A shelf registration statement, including a prospectus, with respect to the offering was previously filed by Merchants with the Securities and Exchange Commission (the “SEC”) and was declared effective by the SEC on December 18, 2018. A preliminary prospectus supplement relating to the offering of the Series A preferred stock has been filed with the SEC. The offering will be made only by means of a prospectus supplement and accompanying prospectus.
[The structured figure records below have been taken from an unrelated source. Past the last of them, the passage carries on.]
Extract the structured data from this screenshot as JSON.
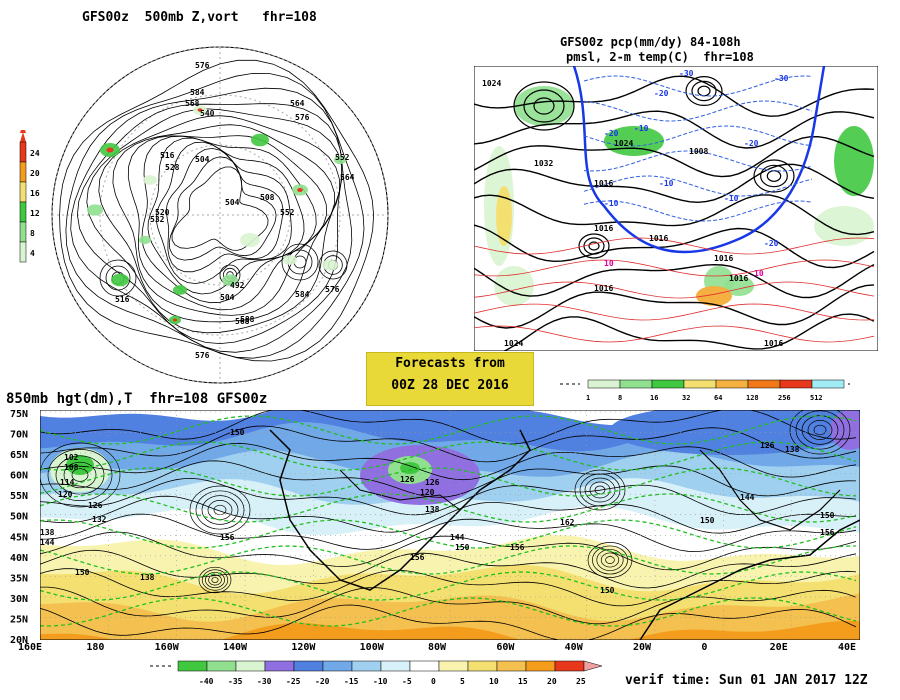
{
  "panel_500": {
    "title": "GFS00z  500mb Z,vort   fhr=108",
    "vort_scale": [
      "24",
      "20",
      "16",
      "12",
      "8",
      "4"
    ],
    "vort_colors": [
      "#e8381c",
      "#f49c1c",
      "#f4e070",
      "#40c840",
      "#90e090",
      "#d8f4d0"
    ],
    "contour_labels": [
      "576",
      "584",
      "568",
      "540",
      "564",
      "576",
      "504",
      "516",
      "528",
      "552",
      "564",
      "508",
      "520",
      "532",
      "492",
      "504",
      "584",
      "576",
      "576",
      "588",
      "516",
      "504",
      "552",
      "568"
    ]
  },
  "panel_sfc": {
    "title_line1": "GFS00z pcp(mm/dy) 84-108h",
    "title_line2": "pmsl, 2-m temp(C)  fhr=108",
    "pressure_labels": [
      "1024",
      "1032",
      "1024",
      "1008",
      "1016",
      "1016",
      "1016",
      "1016",
      "1016",
      "1024",
      "1016",
      "1016"
    ],
    "temp_labels": [
      "-30",
      "-20",
      "-10",
      "-20",
      "-10",
      "-20",
      "-10",
      "-10",
      "-20",
      "-30",
      "10",
      "10"
    ]
  },
  "pcp_scale": {
    "ticks": [
      "1",
      "8",
      "16",
      "32",
      "64",
      "128",
      "256",
      "512"
    ],
    "colors": [
      "#d8f4d0",
      "#90e090",
      "#40c840",
      "#f4e070",
      "#f4b040",
      "#f07818",
      "#e8381c",
      "#a0ecf4"
    ]
  },
  "forecast_box": {
    "line1": "Forecasts from",
    "line2": "00Z 28 DEC 2016",
    "bg": "#e8d838"
  },
  "panel_850": {
    "title": "850mb hgt(dm),T  fhr=108 GFS00z",
    "lat_labels": [
      "75N",
      "70N",
      "65N",
      "60N",
      "55N",
      "50N",
      "45N",
      "40N",
      "35N",
      "30N",
      "25N",
      "20N"
    ],
    "lon_labels": [
      "160E",
      "180",
      "160W",
      "140W",
      "120W",
      "100W",
      "80W",
      "60W",
      "40W",
      "20W",
      "0",
      "20E",
      "40E"
    ],
    "height_labels": [
      "102",
      "108",
      "114",
      "120",
      "126",
      "132",
      "138",
      "144",
      "150",
      "156",
      "138",
      "150",
      "126",
      "126",
      "120",
      "138",
      "144",
      "150",
      "156",
      "162",
      "150",
      "150",
      "156",
      "144",
      "138",
      "126",
      "150",
      "156"
    ]
  },
  "temp_scale": {
    "ticks": [
      "-40",
      "-35",
      "-30",
      "-25",
      "-20",
      "-15",
      "-10",
      "-5",
      "0",
      "5",
      "10",
      "15",
      "20",
      "25"
    ],
    "colors": [
      "#40c840",
      "#90e090",
      "#d8f4d0",
      "#9070e0",
      "#5080e0",
      "#70a8e8",
      "#a0d0f0",
      "#d8f0f8",
      "#ffffff",
      "#f8f4b0",
      "#f4e070",
      "#f4c050",
      "#f49c1c",
      "#e8381c"
    ]
  },
  "verif_time": "verif time: Sun 01 JAN 2017 12Z"
}
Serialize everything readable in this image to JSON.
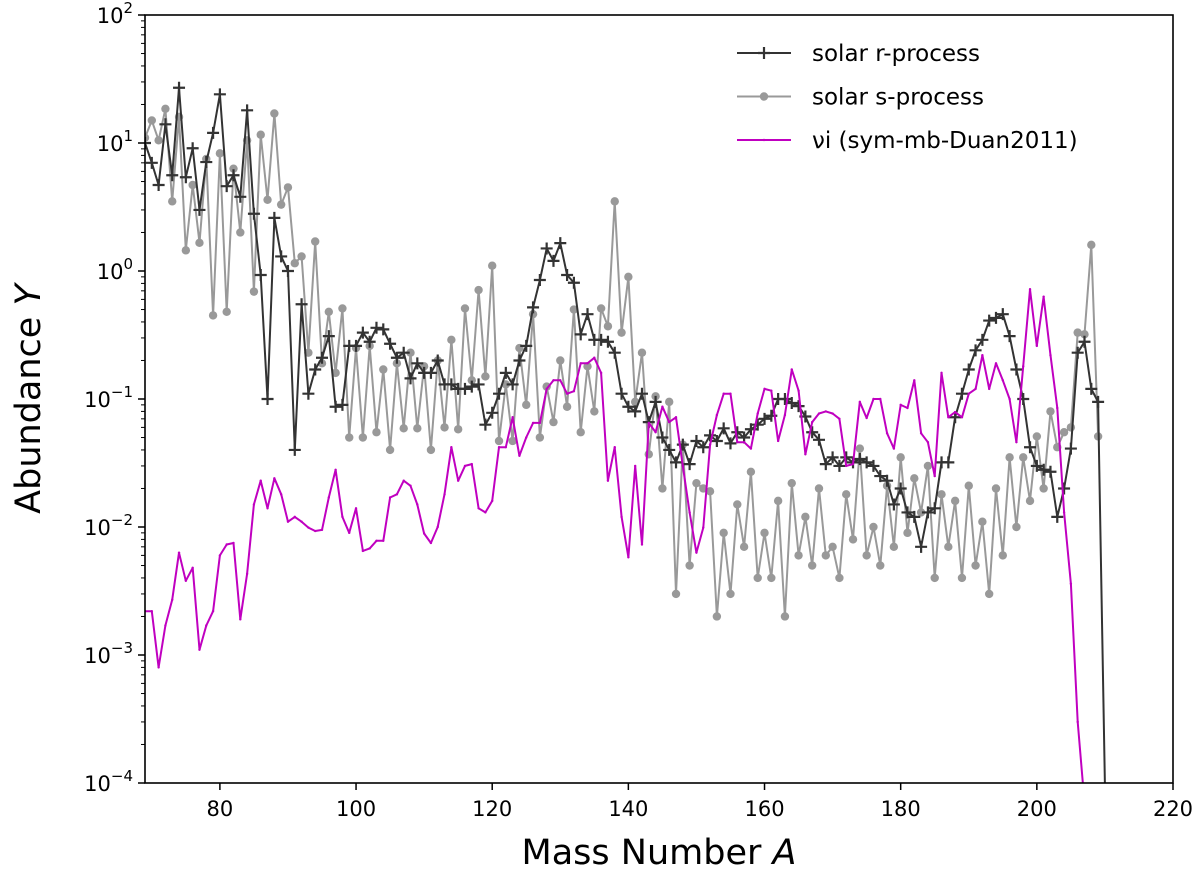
{
  "chart_data": {
    "type": "line",
    "title": "",
    "xlabel": "Mass Number",
    "xlabel_italic": "A",
    "ylabel": "Abundance",
    "ylabel_italic": "Y",
    "xlim": [
      69,
      220
    ],
    "ylim": [
      0.0001,
      100
    ],
    "yscale": "log",
    "grid": false,
    "legend_position": "top-right",
    "x_ticks": [
      "80",
      "100",
      "120",
      "140",
      "160",
      "180",
      "200",
      "220"
    ],
    "y_ticks": [
      {
        "base": "10",
        "exp": "2",
        "value": 100
      },
      {
        "base": "10",
        "exp": "1",
        "value": 10
      },
      {
        "base": "10",
        "exp": "0",
        "value": 1
      },
      {
        "base": "10",
        "exp": "−1",
        "value": 0.1
      },
      {
        "base": "10",
        "exp": "−2",
        "value": 0.01
      },
      {
        "base": "10",
        "exp": "−3",
        "value": 0.001
      },
      {
        "base": "10",
        "exp": "−4",
        "value": 0.0001
      }
    ],
    "series": [
      {
        "name": "solar r-process",
        "color": "#333333",
        "marker": "plus",
        "x": [
          69,
          70,
          71,
          72,
          73,
          74,
          75,
          76,
          77,
          78,
          79,
          80,
          81,
          82,
          83,
          84,
          85,
          86,
          87,
          88,
          89,
          90,
          91,
          92,
          93,
          94,
          95,
          96,
          97,
          98,
          99,
          100,
          101,
          102,
          103,
          104,
          105,
          106,
          107,
          108,
          109,
          110,
          111,
          112,
          113,
          114,
          115,
          116,
          117,
          118,
          119,
          120,
          121,
          122,
          123,
          124,
          125,
          126,
          127,
          128,
          129,
          130,
          131,
          132,
          133,
          134,
          135,
          136,
          137,
          138,
          139,
          140,
          141,
          142,
          143,
          144,
          145,
          146,
          147,
          148,
          149,
          150,
          151,
          152,
          153,
          154,
          155,
          156,
          157,
          158,
          159,
          160,
          161,
          162,
          163,
          164,
          165,
          166,
          167,
          168,
          169,
          170,
          171,
          172,
          173,
          174,
          175,
          176,
          177,
          178,
          179,
          180,
          181,
          182,
          183,
          184,
          185,
          186,
          187,
          188,
          189,
          190,
          191,
          192,
          193,
          194,
          195,
          196,
          197,
          198,
          199,
          200,
          201,
          202,
          203,
          204,
          205,
          206,
          207,
          208,
          209,
          210
        ],
        "values": [
          10,
          7,
          4.7,
          14,
          5.6,
          27,
          5.4,
          9.1,
          3.0,
          7.1,
          12,
          24,
          4.6,
          5.6,
          3.8,
          18,
          2.8,
          0.93,
          0.1,
          2.6,
          1.3,
          1.0,
          0.04,
          0.55,
          0.11,
          0.17,
          0.21,
          0.31,
          0.087,
          0.09,
          0.26,
          0.26,
          0.33,
          0.28,
          0.36,
          0.35,
          0.27,
          0.21,
          0.23,
          0.145,
          0.19,
          0.16,
          0.16,
          0.2,
          0.13,
          0.13,
          0.12,
          0.12,
          0.125,
          0.13,
          0.063,
          0.078,
          0.11,
          0.16,
          0.13,
          0.2,
          0.26,
          0.52,
          0.85,
          1.5,
          1.2,
          1.65,
          0.93,
          0.81,
          0.32,
          0.46,
          0.29,
          0.29,
          0.28,
          0.23,
          0.11,
          0.087,
          0.08,
          0.11,
          0.066,
          0.095,
          0.05,
          0.04,
          0.032,
          0.044,
          0.031,
          0.047,
          0.042,
          0.052,
          0.047,
          0.059,
          0.045,
          0.055,
          0.05,
          0.058,
          0.063,
          0.07,
          0.074,
          0.1,
          0.1,
          0.093,
          0.088,
          0.073,
          0.055,
          0.048,
          0.031,
          0.035,
          0.03,
          0.035,
          0.032,
          0.034,
          0.032,
          0.03,
          0.025,
          0.023,
          0.015,
          0.02,
          0.013,
          0.012,
          0.007,
          0.013,
          0.014,
          0.032,
          0.032,
          0.072,
          0.11,
          0.17,
          0.24,
          0.29,
          0.41,
          0.43,
          0.46,
          0.31,
          0.17,
          0.1,
          0.042,
          0.03,
          0.028,
          0.027,
          0.012,
          0.02,
          0.041,
          0.23,
          0.28,
          0.12,
          0.095,
          0
        ]
      },
      {
        "name": "solar s-process",
        "color": "#999999",
        "marker": "circle",
        "x": [
          69,
          70,
          71,
          72,
          73,
          74,
          75,
          76,
          77,
          78,
          79,
          80,
          81,
          82,
          83,
          84,
          85,
          86,
          87,
          88,
          89,
          90,
          91,
          92,
          93,
          94,
          95,
          96,
          97,
          98,
          99,
          100,
          101,
          102,
          103,
          104,
          105,
          106,
          107,
          108,
          109,
          110,
          111,
          112,
          113,
          114,
          115,
          116,
          117,
          118,
          119,
          120,
          121,
          122,
          123,
          124,
          125,
          126,
          127,
          128,
          129,
          130,
          131,
          132,
          133,
          134,
          135,
          136,
          137,
          138,
          139,
          140,
          141,
          142,
          143,
          144,
          145,
          146,
          147,
          148,
          149,
          150,
          151,
          152,
          153,
          154,
          155,
          156,
          157,
          158,
          159,
          160,
          161,
          162,
          163,
          164,
          165,
          166,
          167,
          168,
          169,
          170,
          171,
          172,
          173,
          174,
          175,
          176,
          177,
          178,
          179,
          180,
          181,
          182,
          183,
          184,
          185,
          186,
          187,
          188,
          189,
          190,
          191,
          192,
          193,
          194,
          195,
          196,
          197,
          198,
          199,
          200,
          201,
          202,
          203,
          204,
          205,
          206,
          207,
          208,
          209
        ],
        "values": [
          11,
          15,
          10.5,
          18.5,
          3.5,
          16,
          1.45,
          4.7,
          1.66,
          7.5,
          0.45,
          8.3,
          0.48,
          6.3,
          2.0,
          10.5,
          0.69,
          11.6,
          3.6,
          17,
          3.3,
          4.5,
          1.15,
          1.3,
          0.23,
          1.7,
          0.19,
          0.48,
          0.16,
          0.51,
          0.05,
          0.25,
          0.05,
          0.26,
          0.055,
          0.17,
          0.04,
          0.19,
          0.059,
          0.23,
          0.059,
          0.18,
          0.04,
          0.2,
          0.06,
          0.29,
          0.058,
          0.51,
          0.14,
          0.71,
          0.15,
          1.1,
          0.047,
          0.13,
          0.047,
          0.25,
          0.09,
          0.46,
          0.05,
          0.125,
          0.066,
          0.2,
          0.087,
          0.5,
          0.055,
          0.18,
          0.08,
          0.51,
          0.37,
          3.5,
          0.33,
          0.9,
          0.095,
          0.23,
          0.037,
          0.105,
          0.02,
          0.095,
          0.003,
          0.044,
          0.005,
          0.022,
          0.02,
          0.019,
          0.002,
          0.009,
          0.003,
          0.015,
          0.007,
          0.027,
          0.004,
          0.009,
          0.004,
          0.016,
          0.002,
          0.022,
          0.006,
          0.012,
          0.005,
          0.02,
          0.006,
          0.007,
          0.004,
          0.018,
          0.008,
          0.041,
          0.006,
          0.01,
          0.005,
          0.021,
          0.007,
          0.035,
          0.009,
          0.024,
          0.013,
          0.03,
          0.004,
          0.018,
          0.007,
          0.016,
          0.004,
          0.021,
          0.005,
          0.011,
          0.003,
          0.02,
          0.006,
          0.035,
          0.01,
          0.035,
          0.016,
          0.051,
          0.02,
          0.08,
          0.042,
          0.055,
          0.06,
          0.33,
          0.32,
          1.6,
          0.051
        ]
      },
      {
        "name": "νi (sym-mb-Duan2011)",
        "color": "#c000c0",
        "marker": "point",
        "x": [
          69,
          70,
          71,
          72,
          73,
          74,
          75,
          76,
          77,
          78,
          79,
          80,
          81,
          82,
          83,
          84,
          85,
          86,
          87,
          88,
          89,
          90,
          91,
          92,
          93,
          94,
          95,
          96,
          97,
          98,
          99,
          100,
          101,
          102,
          103,
          104,
          105,
          106,
          107,
          108,
          109,
          110,
          111,
          112,
          113,
          114,
          115,
          116,
          117,
          118,
          119,
          120,
          121,
          122,
          123,
          124,
          125,
          126,
          127,
          128,
          129,
          130,
          131,
          132,
          133,
          134,
          135,
          136,
          137,
          138,
          139,
          140,
          141,
          142,
          143,
          144,
          145,
          146,
          147,
          148,
          149,
          150,
          151,
          152,
          153,
          154,
          155,
          156,
          157,
          158,
          159,
          160,
          161,
          162,
          163,
          164,
          165,
          166,
          167,
          168,
          169,
          170,
          171,
          172,
          173,
          174,
          175,
          176,
          177,
          178,
          179,
          180,
          181,
          182,
          183,
          184,
          185,
          186,
          187,
          188,
          189,
          190,
          191,
          192,
          193,
          194,
          195,
          196,
          197,
          198,
          199,
          200,
          201,
          202,
          203,
          204,
          205,
          206,
          207
        ],
        "values": [
          0.0022,
          0.0022,
          0.0008,
          0.0017,
          0.0027,
          0.0063,
          0.0038,
          0.0048,
          0.0011,
          0.0017,
          0.0022,
          0.006,
          0.0073,
          0.0075,
          0.0019,
          0.0043,
          0.015,
          0.023,
          0.014,
          0.024,
          0.018,
          0.011,
          0.012,
          0.011,
          0.0099,
          0.0093,
          0.0095,
          0.017,
          0.028,
          0.012,
          0.009,
          0.014,
          0.0065,
          0.0068,
          0.0078,
          0.0078,
          0.017,
          0.018,
          0.023,
          0.021,
          0.015,
          0.0089,
          0.0075,
          0.01,
          0.018,
          0.042,
          0.023,
          0.03,
          0.031,
          0.014,
          0.013,
          0.016,
          0.042,
          0.042,
          0.072,
          0.036,
          0.05,
          0.065,
          0.065,
          0.12,
          0.14,
          0.14,
          0.11,
          0.115,
          0.19,
          0.19,
          0.21,
          0.16,
          0.023,
          0.042,
          0.012,
          0.0058,
          0.03,
          0.0073,
          0.065,
          0.055,
          0.087,
          0.066,
          0.072,
          0.03,
          0.013,
          0.0063,
          0.0099,
          0.044,
          0.075,
          0.11,
          0.11,
          0.046,
          0.046,
          0.041,
          0.077,
          0.12,
          0.116,
          0.047,
          0.075,
          0.17,
          0.116,
          0.037,
          0.066,
          0.077,
          0.08,
          0.077,
          0.07,
          0.03,
          0.031,
          0.095,
          0.071,
          0.1,
          0.1,
          0.054,
          0.041,
          0.09,
          0.085,
          0.14,
          0.054,
          0.046,
          0.025,
          0.16,
          0.072,
          0.079,
          0.072,
          0.11,
          0.12,
          0.22,
          0.12,
          0.19,
          0.14,
          0.1,
          0.046,
          0.18,
          0.72,
          0.26,
          0.63,
          0.22,
          0.085,
          0.013,
          0.0036,
          0.0003,
          7e-05
        ]
      }
    ]
  }
}
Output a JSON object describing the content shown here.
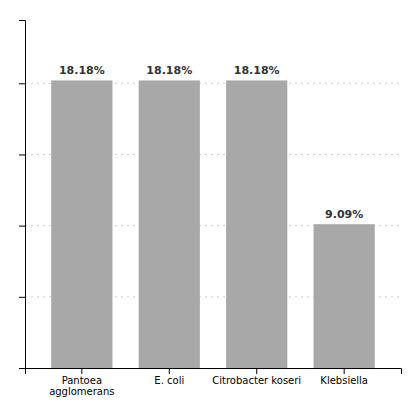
{
  "chart_data": {
    "type": "bar",
    "categories": [
      "Pantoea\nagglomerans",
      "E. coli",
      "Citrobacter koseri",
      "Klebsiella"
    ],
    "values": [
      18.18,
      18.18,
      18.18,
      9.09
    ],
    "value_labels": [
      "18.18%",
      "18.18%",
      "18.18%",
      "9.09%"
    ],
    "color": "#a8a8a8",
    "ylim": [
      0,
      22
    ],
    "yticks": [
      4.5,
      9,
      13.5,
      18
    ],
    "grid": true,
    "data_labels": true,
    "tick_labels": "x"
  }
}
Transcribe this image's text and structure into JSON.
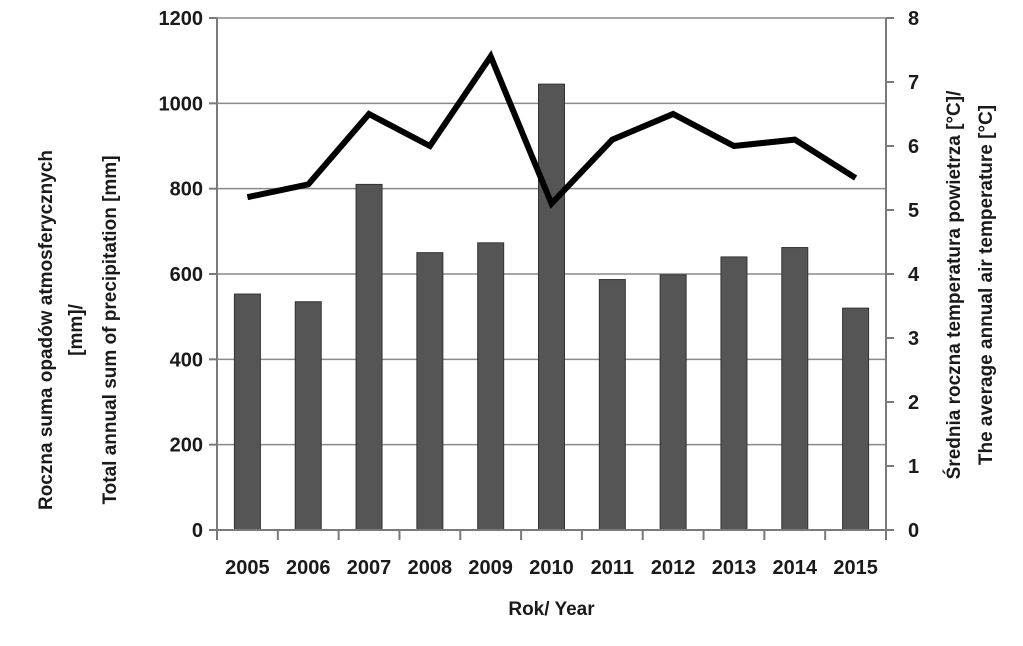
{
  "chart_data": {
    "type": "bar",
    "categories": [
      "2005",
      "2006",
      "2007",
      "2008",
      "2009",
      "2010",
      "2011",
      "2012",
      "2013",
      "2014",
      "2015"
    ],
    "series": [
      {
        "type": "bar",
        "axis": "left",
        "color": "#555555",
        "values": [
          553,
          535,
          810,
          650,
          673,
          1045,
          587,
          598,
          640,
          662,
          520
        ]
      },
      {
        "type": "line",
        "axis": "right",
        "color": "#000000",
        "values": [
          5.2,
          5.4,
          6.5,
          6.0,
          7.4,
          5.1,
          6.1,
          6.5,
          6.0,
          6.1,
          5.5
        ]
      }
    ],
    "xlabel": "Rok/ Year",
    "ylabel_left_lines": [
      "Roczna suma  opadów atmosferycznych",
      "[mm]/",
      "Total annual sum of precipitation [mm]"
    ],
    "ylabel_right_lines": [
      "Średnia roczna temperatura powietrza [°C]/",
      "The average annual air temperature [°C]"
    ],
    "ylim_left": [
      0,
      1200
    ],
    "yticks_left": [
      "0",
      "200",
      "400",
      "600",
      "800",
      "1000",
      "1200"
    ],
    "ylim_right": [
      0,
      8
    ],
    "yticks_right": [
      "0",
      "1",
      "2",
      "3",
      "4",
      "5",
      "6",
      "7",
      "8"
    ],
    "grid": true,
    "legend": "none"
  }
}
When available, copies of the prospectus supplement and the accompanying prospectus relating to the Series A preferred stock may be obtained free of charge by visiting the SEC’s website at www.sec.gov, or may be obtained from Sandler O’Neill + Partners, L.P., 1251 Avenue of the Americas, 6th Floor, New York, New York 10020, Attn: Syndicate Operations, Telephone Number: 1-866-805-4128.

 

This news release shall not constitute an offer to sell, or the solicitation of an offer to buy any security, nor shall there be any offer or sale of these securities in any jurisdiction in which such offer, solicitation, or sale would be unlawful prior to registration or qualification under the securities laws of any such jurisdiction.

 


 

About Merchants Bancorp

 

Merchants Bancorp is a diversified bank holding company headquartered in Carmel, Indiana operating multiple lines of business, including Federal Housing Administration (“FHA”) multi-family housing and healthcare facility financing and servicing, mortgage warehouse financing, retail and correspondent residential mortgage banking, agricultural lending and traditional community banking. Merchants Bancorp, with $3.9 billion in assets and $3.2 billion in deposits as of December 31, 2018, conducts its business through its direct and indirect subsidiaries, Merchants Bank of Indiana, Merchants Capital Corporation, Farmers-Merchants Bank of Illinois, Merchants Capital Servicing LLC, and Merchants Mortgage, a division of Merchants Bank of Indiana. For more information and financial data, please visit Merchants’ Investor Relations page at investors.merchantsbankofindiana.com.

 

Forward-Looking Statements

 

This press release includes “forward-looking” statements as that term is defined in the Private Securities Litigation Reform Act of 1995, including with respect to the timing and size of the offering and the anticipated use of proceeds, which statements are subject to a number of risks, uncertainties and assumptions, including, but not limited to those that are described in the “Risk Factors” section of the preliminary prospectus supplement for this offering filed with the SEC on March 15, 2019, the “Risk Factors” and “Management’s Discussion and Analysis of Financial Condition and Results of Operations” sections in Merchant’s Annual Report on Form 10-K for the fiscal year ended December 31, 2018, and other filings that Merchants makes with the SEC from time to time (which are available at www.sec.gov ).  Potential investors should note that the forward-looking statements included in this press release are not a guarantee of future events, and that actual events may differ materially from those made in or suggested by the forward-looking statements.  These statements are often, but not always, made through the use of words or phrases such as “may,” “might,” “should,” “could,” “predict,” “potential,” “believe,” “expect,” “continue,” “will,” “will likely result,” “anticipate,” “seek,” “estimate,” “intend,” “plan,” “projection,” “goal,” “target,” “outlook,” “aim,” “annualized,” “would” and “outlook,” or the negative version of those words or other comparable words or phrases of a future or forward-looking nature.  These forward-looking statements are not historical facts, and are based on current expectations, estimates and projections about Merchant’s industry, management’s beliefs and certain assumptions made by Merchant’s management, many of which, by their nature, are inherently uncertain and beyond Merchant’s control.  Any forward-looking statements presented herein are made only as of the date of this press release, and Merchants does not undertake any obligation to update or revise any forward-looking statements to reflect changes in assumptions, the occurrence of unanticipated events, or otherwise.